Bug 202985

Summary: loop device deadlocks
Product: IO/Storage Reporter: Jan Kara (jack)
Component: OtherAssignee: Jan Kara (jack)
Status: NEW ---    
Severity: normal    
Priority: P1    
Hardware: All   
OS: Linux   
Kernel Version: 4.4-stable Subsystem:
Regression: No Bisected commit-id:
Attachments: Kernel messages from hung kernel

Description Jan Kara 2019-03-21 10:23:32 UTC
Created attachment 281943 [details]
Kernel messages from hung kernel

Systemd testsuite deadlocks when running with recent 4.4-stable kernels (note the original report is actually for our distribution (SLES15) 4.12-based kernel but the commit present also in 4.4-stable tree has been identified as the culprit.
Comment 1 Jan Kara 2019-03-21 10:24:21 UTC
Looking at the backtraces I can see:

systemd-udevd
__mutex_lock.isra.5+0x178/0x4a0
lo_release+0x44/0xa0 [loop]
__blkdev_put+0x19d/0x1f0
blkdev_close+0x21/0x30
__fput+0xd2/0x210

-> so it holds bdev->bd_mutex, loop_index_mutex, waits for loop_ctl_mutex.

losetup
__mutex_lock.isra.5+0x178/0x4a0
blkdev_reread_part+0x16/0x30
loop_reread_partitions+0x23/0x50 [loop]
loop_set_status+0x4c8/0x530 [loop]
loop_set_status64+0x40/0x70 [loop]
lo_ioctl+0xfb/0x6f0 [loop]
blkdev_ioctl+0x847/0x940
block_ioctl+0x39/0x40
do_vfs_ioctl+0x90/0x5f0

-> so it holds loop_ctl_mutex and waits for bdev->bd_mutex.

So a classical ABBA deadlock. And actually a one that is there for a long time and that got fixed upstream by a rather intrusive locking rework for loop device.

Is this reproducible or a one-time occurrence?

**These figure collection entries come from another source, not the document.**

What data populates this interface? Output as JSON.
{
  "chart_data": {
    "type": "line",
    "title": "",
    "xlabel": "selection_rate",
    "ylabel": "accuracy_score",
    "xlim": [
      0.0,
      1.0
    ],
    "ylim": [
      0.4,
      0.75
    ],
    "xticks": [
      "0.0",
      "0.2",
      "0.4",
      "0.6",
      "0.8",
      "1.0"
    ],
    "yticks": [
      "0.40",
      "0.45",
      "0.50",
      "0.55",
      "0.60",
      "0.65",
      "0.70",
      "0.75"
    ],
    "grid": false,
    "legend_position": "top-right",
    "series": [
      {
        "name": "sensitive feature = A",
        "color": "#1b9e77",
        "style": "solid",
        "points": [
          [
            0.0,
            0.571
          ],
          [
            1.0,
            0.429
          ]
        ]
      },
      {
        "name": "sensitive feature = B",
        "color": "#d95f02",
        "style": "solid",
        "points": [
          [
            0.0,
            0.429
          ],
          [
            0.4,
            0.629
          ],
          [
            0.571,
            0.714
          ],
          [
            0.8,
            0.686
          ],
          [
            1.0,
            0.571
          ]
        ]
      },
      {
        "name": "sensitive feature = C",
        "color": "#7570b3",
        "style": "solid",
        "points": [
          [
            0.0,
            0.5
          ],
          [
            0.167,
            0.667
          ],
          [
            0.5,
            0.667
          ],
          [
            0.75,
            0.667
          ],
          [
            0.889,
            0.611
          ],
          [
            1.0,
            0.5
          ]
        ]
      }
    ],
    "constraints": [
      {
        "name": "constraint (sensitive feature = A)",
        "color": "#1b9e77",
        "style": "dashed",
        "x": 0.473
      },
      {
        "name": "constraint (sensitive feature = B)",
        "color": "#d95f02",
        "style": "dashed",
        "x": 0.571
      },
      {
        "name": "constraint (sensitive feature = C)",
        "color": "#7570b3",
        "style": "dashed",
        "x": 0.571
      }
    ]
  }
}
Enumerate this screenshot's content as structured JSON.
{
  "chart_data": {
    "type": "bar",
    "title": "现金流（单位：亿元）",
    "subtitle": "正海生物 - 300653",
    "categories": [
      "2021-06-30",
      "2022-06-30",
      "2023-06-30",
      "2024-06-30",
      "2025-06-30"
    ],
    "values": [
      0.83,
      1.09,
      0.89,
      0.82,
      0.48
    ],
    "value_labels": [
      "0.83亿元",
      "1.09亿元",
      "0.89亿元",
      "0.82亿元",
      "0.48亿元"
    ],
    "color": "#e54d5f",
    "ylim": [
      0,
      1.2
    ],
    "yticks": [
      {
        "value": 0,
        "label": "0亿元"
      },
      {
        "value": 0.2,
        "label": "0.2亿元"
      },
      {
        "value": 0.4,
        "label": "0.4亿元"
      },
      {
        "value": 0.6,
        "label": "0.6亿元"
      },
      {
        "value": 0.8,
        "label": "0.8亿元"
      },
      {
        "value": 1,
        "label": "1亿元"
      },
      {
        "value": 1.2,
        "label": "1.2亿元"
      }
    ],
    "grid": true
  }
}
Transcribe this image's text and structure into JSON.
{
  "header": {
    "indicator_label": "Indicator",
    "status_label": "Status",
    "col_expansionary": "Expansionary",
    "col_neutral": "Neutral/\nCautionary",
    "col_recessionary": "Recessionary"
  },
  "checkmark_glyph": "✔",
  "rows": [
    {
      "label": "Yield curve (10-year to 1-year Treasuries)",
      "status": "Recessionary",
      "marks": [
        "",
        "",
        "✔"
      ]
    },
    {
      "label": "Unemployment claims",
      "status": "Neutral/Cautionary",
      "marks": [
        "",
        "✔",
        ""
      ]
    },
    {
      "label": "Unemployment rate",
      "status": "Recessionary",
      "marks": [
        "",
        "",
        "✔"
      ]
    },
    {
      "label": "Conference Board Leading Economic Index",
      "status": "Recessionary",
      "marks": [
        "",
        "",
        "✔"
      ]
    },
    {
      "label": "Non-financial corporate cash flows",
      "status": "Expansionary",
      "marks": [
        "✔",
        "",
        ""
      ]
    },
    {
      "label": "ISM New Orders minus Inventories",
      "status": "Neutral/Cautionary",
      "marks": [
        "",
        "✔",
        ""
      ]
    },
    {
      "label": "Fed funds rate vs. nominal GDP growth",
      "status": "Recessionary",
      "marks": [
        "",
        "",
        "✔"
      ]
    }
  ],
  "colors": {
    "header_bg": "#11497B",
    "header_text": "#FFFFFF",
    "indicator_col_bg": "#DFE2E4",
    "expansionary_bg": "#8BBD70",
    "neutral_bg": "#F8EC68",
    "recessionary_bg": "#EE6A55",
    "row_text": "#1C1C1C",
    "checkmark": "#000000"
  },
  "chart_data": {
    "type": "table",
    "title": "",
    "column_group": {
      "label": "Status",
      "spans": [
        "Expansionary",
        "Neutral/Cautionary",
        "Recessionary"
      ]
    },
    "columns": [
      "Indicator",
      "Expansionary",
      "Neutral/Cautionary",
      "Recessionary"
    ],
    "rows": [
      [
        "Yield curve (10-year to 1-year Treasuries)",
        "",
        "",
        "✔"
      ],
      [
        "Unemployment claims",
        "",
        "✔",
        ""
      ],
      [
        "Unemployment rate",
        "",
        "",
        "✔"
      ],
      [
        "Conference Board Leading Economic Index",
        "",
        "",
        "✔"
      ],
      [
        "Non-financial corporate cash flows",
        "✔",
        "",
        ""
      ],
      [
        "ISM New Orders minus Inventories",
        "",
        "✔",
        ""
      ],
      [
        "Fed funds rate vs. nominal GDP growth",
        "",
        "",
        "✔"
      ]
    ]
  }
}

I'm asking because I think that commit 8f611d6dde in our tree (block/loop: Use global lock for ioctl() operation (bsc#1124974)) could make the long-present deadlock easier to hit because loop_ctl_mutex got converted from a per-device one to a global one.
Comment 2 Jan Kara 2019-03-21 10:25:19 UTC
Answer wrt reproducibility:

@Jan Kara .. is reproduced every run of systemd_testuite in openQA with kernel update candidate.